The task sounds simple enough: Write a story that will entertain people. “Why,” you might think, “I tell my friends stories all the time – how hard can it be?” Unfortunately, the intricacies of how to write fiction can be difficult, even for writers that find nonfiction or research writing to be fairly easy. As with any creative endeavor, you’ll need to practice for a while before you get to the literary equivalent of Carnegie Hall.

Moreover, no two writers have exactly the same process, and there’s no magic bullet for building a compelling narrative – what works for George Saunders is likely very different from what worked for George Orwell. All of those disclaimers aside, here are seven fiction writing tips that you may find useful when attempting to write.

  1. The people come before the plot. An intricate plot with numerous twists and turns can be sidetracked by boring or one-dimensional characters. Create back stories for each of your main characters. Where were they born? What do they like or dislike? What’s happened to them? What are their personalities like – and why? Take copious notes and begin to build a dossier on each character that you can revisit and continue to revise as you write.

  2. Once you understand your characters’ personalities and ambitions, think about how they might react to different situations. Or, as Ray Bradbury once put it, “First, find out what your hero wants, then just follow him!” The hero to your story needs to have a purpose. Once you know what it is, it will become easier to determine the plot points around that purpose. Try creating multiple scenarios and write your characters into – or out of – them.

  3. The idea of there being three acts to a story is a timeworn cliché for a reason: It works. For those of you that haven’t heard of this, the first act is used to introduce your characters and their main conflict. The second act involves raising the stakes of the conflict, exploring the themes of your story, and examining your characters more closely. The third act resolves the conflict and leaves the reader with an understanding of the purpose of your work. Once you’re an old pro at the three act story, you can begin subverting this style.

  4. Don’t be afraid to shift direction as you discover how to write fiction.

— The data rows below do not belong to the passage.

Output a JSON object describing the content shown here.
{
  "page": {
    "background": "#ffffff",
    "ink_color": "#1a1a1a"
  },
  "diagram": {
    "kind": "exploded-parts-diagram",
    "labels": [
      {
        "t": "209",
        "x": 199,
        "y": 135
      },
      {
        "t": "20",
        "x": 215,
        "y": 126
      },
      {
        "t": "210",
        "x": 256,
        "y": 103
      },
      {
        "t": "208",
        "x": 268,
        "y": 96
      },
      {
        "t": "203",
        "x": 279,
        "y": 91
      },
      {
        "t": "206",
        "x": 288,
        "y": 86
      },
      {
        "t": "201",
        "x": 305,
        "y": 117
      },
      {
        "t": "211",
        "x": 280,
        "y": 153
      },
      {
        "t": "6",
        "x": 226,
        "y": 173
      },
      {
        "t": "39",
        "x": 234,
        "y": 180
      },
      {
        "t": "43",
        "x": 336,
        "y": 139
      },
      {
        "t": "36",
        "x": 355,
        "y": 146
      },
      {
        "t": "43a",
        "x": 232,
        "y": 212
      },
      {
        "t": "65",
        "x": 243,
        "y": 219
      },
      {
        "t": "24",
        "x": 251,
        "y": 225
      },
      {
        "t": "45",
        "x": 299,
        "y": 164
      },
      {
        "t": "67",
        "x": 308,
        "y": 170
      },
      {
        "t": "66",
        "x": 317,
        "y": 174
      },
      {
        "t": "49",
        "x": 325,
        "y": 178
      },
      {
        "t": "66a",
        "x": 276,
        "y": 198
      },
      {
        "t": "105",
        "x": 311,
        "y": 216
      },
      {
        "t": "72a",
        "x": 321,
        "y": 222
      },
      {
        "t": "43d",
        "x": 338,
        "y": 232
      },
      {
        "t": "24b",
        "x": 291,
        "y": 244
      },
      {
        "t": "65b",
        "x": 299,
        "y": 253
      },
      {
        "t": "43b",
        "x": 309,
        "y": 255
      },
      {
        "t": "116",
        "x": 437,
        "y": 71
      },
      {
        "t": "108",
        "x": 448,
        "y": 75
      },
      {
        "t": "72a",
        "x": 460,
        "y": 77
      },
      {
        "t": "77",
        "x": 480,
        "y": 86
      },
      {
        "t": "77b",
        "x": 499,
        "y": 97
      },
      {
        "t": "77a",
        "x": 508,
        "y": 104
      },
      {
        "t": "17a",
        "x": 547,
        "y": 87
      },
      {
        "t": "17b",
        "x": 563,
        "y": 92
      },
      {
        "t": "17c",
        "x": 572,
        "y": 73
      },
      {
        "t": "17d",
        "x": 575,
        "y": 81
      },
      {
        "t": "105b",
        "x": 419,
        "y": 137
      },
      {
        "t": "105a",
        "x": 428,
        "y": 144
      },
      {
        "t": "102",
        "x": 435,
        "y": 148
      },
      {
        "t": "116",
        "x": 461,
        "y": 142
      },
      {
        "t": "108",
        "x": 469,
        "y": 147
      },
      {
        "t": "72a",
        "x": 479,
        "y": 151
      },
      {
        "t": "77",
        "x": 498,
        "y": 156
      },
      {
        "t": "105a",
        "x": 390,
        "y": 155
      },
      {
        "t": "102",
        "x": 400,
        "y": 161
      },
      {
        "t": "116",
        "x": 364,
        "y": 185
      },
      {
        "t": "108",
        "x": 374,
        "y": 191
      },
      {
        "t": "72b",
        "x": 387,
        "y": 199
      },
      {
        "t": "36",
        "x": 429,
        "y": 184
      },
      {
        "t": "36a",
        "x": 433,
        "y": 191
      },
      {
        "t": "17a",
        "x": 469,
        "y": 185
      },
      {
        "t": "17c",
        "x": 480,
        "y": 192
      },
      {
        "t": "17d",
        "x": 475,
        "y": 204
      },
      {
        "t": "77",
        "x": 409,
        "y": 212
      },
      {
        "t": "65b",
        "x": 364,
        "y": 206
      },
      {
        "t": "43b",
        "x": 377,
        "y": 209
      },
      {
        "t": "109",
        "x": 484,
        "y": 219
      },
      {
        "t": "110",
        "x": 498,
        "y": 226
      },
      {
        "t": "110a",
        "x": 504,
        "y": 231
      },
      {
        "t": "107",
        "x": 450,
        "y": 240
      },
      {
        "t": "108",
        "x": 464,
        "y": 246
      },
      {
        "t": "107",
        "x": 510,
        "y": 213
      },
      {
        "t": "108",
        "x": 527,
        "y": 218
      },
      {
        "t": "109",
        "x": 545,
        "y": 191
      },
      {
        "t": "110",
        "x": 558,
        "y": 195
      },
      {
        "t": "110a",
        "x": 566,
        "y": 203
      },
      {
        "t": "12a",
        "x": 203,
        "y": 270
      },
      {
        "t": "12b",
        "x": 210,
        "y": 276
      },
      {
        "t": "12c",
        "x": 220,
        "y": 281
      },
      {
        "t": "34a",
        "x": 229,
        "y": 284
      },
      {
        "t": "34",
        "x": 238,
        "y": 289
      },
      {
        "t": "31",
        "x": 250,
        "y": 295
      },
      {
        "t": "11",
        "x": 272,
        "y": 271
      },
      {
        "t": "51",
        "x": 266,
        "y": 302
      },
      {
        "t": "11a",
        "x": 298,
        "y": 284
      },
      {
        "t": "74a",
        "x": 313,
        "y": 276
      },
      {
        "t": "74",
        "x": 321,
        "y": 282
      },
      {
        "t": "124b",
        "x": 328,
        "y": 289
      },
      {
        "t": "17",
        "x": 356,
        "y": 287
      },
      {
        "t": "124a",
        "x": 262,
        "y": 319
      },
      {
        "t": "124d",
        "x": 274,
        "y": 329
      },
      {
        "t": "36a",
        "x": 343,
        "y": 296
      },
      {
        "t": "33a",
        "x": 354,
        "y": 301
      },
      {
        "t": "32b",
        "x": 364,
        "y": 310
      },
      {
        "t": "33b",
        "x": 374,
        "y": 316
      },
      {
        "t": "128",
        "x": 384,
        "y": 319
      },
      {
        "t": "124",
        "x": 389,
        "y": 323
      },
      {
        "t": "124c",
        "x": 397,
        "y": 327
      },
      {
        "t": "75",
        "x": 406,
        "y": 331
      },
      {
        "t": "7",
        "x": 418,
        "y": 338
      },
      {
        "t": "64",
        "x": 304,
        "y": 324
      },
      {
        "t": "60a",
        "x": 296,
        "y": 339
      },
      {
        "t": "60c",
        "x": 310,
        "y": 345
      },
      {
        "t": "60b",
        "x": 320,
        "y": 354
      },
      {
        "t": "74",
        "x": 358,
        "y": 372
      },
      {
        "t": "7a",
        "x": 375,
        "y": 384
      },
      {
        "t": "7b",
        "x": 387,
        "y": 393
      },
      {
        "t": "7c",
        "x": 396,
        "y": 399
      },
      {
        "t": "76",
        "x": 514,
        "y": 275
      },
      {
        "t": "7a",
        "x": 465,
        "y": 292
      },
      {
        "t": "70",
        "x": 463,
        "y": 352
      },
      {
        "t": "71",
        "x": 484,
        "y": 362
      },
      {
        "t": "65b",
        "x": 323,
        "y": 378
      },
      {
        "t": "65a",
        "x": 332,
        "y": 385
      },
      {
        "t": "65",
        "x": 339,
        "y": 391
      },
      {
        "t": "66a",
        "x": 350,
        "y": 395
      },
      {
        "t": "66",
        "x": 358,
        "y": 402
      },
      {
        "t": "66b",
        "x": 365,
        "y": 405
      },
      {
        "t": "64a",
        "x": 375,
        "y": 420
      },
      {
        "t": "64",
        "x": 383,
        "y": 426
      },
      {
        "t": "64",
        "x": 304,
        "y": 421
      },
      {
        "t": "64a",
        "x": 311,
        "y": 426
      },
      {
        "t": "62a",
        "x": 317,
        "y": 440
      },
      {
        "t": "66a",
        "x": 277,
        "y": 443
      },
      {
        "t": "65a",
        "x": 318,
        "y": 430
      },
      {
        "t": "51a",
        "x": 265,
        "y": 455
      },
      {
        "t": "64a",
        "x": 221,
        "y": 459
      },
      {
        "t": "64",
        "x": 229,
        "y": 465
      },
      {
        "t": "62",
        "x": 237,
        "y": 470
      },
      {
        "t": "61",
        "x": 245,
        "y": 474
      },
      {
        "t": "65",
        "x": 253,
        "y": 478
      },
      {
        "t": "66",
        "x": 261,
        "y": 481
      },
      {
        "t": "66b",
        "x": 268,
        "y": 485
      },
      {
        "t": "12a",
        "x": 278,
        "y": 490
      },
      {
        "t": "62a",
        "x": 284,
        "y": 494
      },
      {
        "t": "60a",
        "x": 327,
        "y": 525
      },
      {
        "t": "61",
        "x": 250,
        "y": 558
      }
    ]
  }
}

If you find yourself thinking that the grizzled war veteran should be a down-on-his-luck firefighter instead, write it down and see where it leads. If you get the sense that your comedic sidekick is really shaping up to be the hero of your novel, go with it for a while. Yes, you may be wrong, but that’s why we have erasers and the Delete key. All writing is good practice for the writing ahead.

  5. Try writing at different times of day, or even on different days of the week. You might find that you’re more productive at certain times. Also, experiment with different “time to write” techniques. Setting an alarm to go off after you’ve written for an hour may work for you, or it may completely wreck your concentration. Starting with a single sheet of blank paper (or the digital equivalent) may feel incredibly liberating – or incredibly daunting. Find what works for you, then stick with it for a while.

  6. Continue to be inspired by other authors and artists as you write. Spend time reading, listening to music, watching movies, or visiting museums. Think about what you like or dislike about what you see or hear. Do these things or places have any relevance to what you’re writing? Or to your characters? One caution here: It’s best not to compare your work to current bestsellers. That hot new book is going to be yesterday’s fad. Write what you actually want to write, not what you think might sell.

  7. Don’t wait until you’ve completed your novel to begin editing it. Strike a balance between writing and reviewing what you’ve written – taking an editing break after every paragraph is overkill, but is a great idea after every couple of chapters. It’s exceedingly rare that a first draft is the final draft. See what flows, and what needs to be trimmed, tightened, or smoothed.